Upcoming Literature By and About Pakistan
Pakistan has been producing world-class literature for some years now. Mohsin Hamid is perhaps the most influential and successful of the new crop of Pakistani authors. His new book How to Get Filthy Rich in Rising Asia which releases in spring of 2013 is an astonishing and riveting tale of a man’s journey from impoverished rural boy to corporate tycoon. It steals its shape from the business self-help books devoured by ambitious youths all over ‘rising Asia’. Shazaf Fatima Haider is a promising debut author from Karachi and her novel How It Happened is due for publication in early 2013. It charts the clashes of generations in a Bandian family, when the powerful matriarch decides to marry off her grandchildren through the family tradition of arranged marriages. Hilarity ensues, as the children resist her efforts.
A seismic shift in the reading habits of Pakistani children is likely to transpire after the publication this year of the first Pakistani children’s novel in English: Tik-Tik, The Master of Time by Musharraf Ali Farooqi. The novel tells the story of, Tik-Tik who lives on the planet Nopter, where the slowness of growing up troubles him, so he embarks on a cosmic journey of discovery with his best friend, Nib-Nib; his grandpa Kip-Kip; and the inter-galactic travelling cat, Dum-Dum. The Growing-Up-Project takes the four of them to the small blue planet, Earth, where amazing and sometimes hilarious adventures await them. This was the first publication by Kitab, which is poised to bring about a revival in children literature in 2013, with a host of new titles.
Literature from Conflict Zones
Victims of oppressive regimes have employed the literary form, to among other things raise awareness of their plight. Palestine has seen a prolonged period of brutal occupation at the hands of the Israeli military and government much of which has been documented by Palestinian writer and lawyer Raja Shehadeh. His latest book Occupation Diaries is a collection of entries of daily life in the West Bank. Shehadeh is angry about the Israeli occupation of the West Bank, the illegal settlements that dot his beloved Palestinian landscape and the roads that divide the people of this territory. And he is angry about the failure of Israel's allies and donors to prevent the discrimination against Palestinians and Israeli Arabs that he encounters in his life as an activist and a lawyer. Occupation Diaries spans a two-year period, from December 2009 to December 2011. It touches on major events that will be familiar to most readers of The Electronic Intifada, such as the uprising in Yemen.
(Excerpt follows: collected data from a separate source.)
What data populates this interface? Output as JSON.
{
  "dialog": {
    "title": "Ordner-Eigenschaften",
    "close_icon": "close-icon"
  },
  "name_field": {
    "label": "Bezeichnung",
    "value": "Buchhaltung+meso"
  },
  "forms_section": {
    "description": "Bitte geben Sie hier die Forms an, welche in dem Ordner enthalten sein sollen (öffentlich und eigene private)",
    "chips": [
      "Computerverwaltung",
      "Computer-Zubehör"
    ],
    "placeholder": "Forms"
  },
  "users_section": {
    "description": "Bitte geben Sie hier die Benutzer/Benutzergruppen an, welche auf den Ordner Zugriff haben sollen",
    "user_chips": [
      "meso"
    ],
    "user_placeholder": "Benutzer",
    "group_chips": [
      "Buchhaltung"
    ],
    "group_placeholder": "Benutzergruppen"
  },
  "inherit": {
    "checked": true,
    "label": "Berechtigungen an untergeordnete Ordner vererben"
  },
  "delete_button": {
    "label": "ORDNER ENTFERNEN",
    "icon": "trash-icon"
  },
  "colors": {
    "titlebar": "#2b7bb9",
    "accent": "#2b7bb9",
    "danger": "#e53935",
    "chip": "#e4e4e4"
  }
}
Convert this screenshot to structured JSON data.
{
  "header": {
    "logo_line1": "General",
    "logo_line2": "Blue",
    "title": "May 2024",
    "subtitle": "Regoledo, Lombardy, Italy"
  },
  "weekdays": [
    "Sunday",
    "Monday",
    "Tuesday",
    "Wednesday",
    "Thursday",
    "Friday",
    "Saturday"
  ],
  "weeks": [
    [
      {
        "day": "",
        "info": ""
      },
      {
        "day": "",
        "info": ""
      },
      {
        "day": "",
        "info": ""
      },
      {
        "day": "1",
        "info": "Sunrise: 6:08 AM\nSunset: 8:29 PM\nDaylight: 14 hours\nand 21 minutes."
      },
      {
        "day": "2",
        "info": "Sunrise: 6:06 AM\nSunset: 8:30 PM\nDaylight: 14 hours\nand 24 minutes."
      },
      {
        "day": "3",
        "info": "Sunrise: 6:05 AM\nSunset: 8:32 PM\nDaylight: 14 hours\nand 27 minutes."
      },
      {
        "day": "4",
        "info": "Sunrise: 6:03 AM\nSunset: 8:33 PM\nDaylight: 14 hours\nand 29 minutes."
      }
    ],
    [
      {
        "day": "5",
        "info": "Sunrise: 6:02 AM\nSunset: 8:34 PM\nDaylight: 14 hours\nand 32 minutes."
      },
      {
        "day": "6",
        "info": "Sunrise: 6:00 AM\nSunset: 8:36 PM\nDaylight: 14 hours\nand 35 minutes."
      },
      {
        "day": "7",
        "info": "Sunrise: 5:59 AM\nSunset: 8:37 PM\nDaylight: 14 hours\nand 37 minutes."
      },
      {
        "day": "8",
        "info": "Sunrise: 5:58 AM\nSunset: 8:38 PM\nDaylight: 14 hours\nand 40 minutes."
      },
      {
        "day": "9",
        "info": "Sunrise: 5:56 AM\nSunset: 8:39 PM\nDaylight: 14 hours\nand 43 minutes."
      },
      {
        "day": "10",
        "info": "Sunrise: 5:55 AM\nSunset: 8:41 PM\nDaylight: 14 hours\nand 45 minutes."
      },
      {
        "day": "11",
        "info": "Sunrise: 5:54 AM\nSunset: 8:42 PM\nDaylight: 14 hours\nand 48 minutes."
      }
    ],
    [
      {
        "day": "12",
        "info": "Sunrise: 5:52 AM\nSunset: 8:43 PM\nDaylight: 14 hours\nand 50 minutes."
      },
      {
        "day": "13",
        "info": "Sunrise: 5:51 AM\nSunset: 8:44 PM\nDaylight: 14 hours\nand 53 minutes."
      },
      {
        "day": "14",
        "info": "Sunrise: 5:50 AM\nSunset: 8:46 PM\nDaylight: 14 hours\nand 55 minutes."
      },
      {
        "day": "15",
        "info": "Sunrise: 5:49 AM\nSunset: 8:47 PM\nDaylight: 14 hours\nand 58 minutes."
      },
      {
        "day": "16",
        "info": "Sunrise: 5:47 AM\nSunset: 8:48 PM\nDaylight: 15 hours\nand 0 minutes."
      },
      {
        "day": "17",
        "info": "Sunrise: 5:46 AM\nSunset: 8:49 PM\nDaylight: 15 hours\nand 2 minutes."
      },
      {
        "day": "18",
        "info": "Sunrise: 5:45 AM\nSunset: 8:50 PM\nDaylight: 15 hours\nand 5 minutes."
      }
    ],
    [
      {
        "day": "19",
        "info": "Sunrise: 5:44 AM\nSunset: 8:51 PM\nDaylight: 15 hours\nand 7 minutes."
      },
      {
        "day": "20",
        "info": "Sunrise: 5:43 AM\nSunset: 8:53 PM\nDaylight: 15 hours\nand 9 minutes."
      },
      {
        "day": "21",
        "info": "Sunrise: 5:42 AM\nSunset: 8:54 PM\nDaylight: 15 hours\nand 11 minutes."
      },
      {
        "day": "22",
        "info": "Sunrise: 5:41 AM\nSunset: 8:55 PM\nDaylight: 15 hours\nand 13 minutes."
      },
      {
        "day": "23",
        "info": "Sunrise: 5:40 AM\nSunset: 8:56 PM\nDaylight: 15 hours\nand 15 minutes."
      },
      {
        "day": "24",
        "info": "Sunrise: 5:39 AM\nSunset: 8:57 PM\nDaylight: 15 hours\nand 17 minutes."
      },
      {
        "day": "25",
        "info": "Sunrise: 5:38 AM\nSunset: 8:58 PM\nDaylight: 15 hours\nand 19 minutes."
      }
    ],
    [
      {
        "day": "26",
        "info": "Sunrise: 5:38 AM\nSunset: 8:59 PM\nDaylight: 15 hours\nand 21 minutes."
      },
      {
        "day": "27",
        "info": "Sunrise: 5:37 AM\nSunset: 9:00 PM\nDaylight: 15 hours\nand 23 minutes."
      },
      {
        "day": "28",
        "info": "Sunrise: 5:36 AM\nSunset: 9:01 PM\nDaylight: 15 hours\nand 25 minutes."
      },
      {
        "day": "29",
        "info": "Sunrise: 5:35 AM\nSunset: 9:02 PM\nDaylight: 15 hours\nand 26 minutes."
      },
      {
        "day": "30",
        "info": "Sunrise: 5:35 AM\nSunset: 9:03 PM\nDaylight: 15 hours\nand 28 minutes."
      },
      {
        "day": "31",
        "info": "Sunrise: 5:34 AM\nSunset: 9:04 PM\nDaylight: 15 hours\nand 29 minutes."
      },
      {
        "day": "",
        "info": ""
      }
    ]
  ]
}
The revolution in Egypt is the cornerstone of the continuing Arab Spring. Critically acclaimed novelist Ahdaf Souief camped out in Tahrir Square with thousands of other Egyptians at the height of the protests. Cairo: My City, Our Revolution, is an account of the revolution, the people who brought it about and the city she loves Souief the book “not a record of an event that's over. It's an attempt to welcome you into... an event we're still living."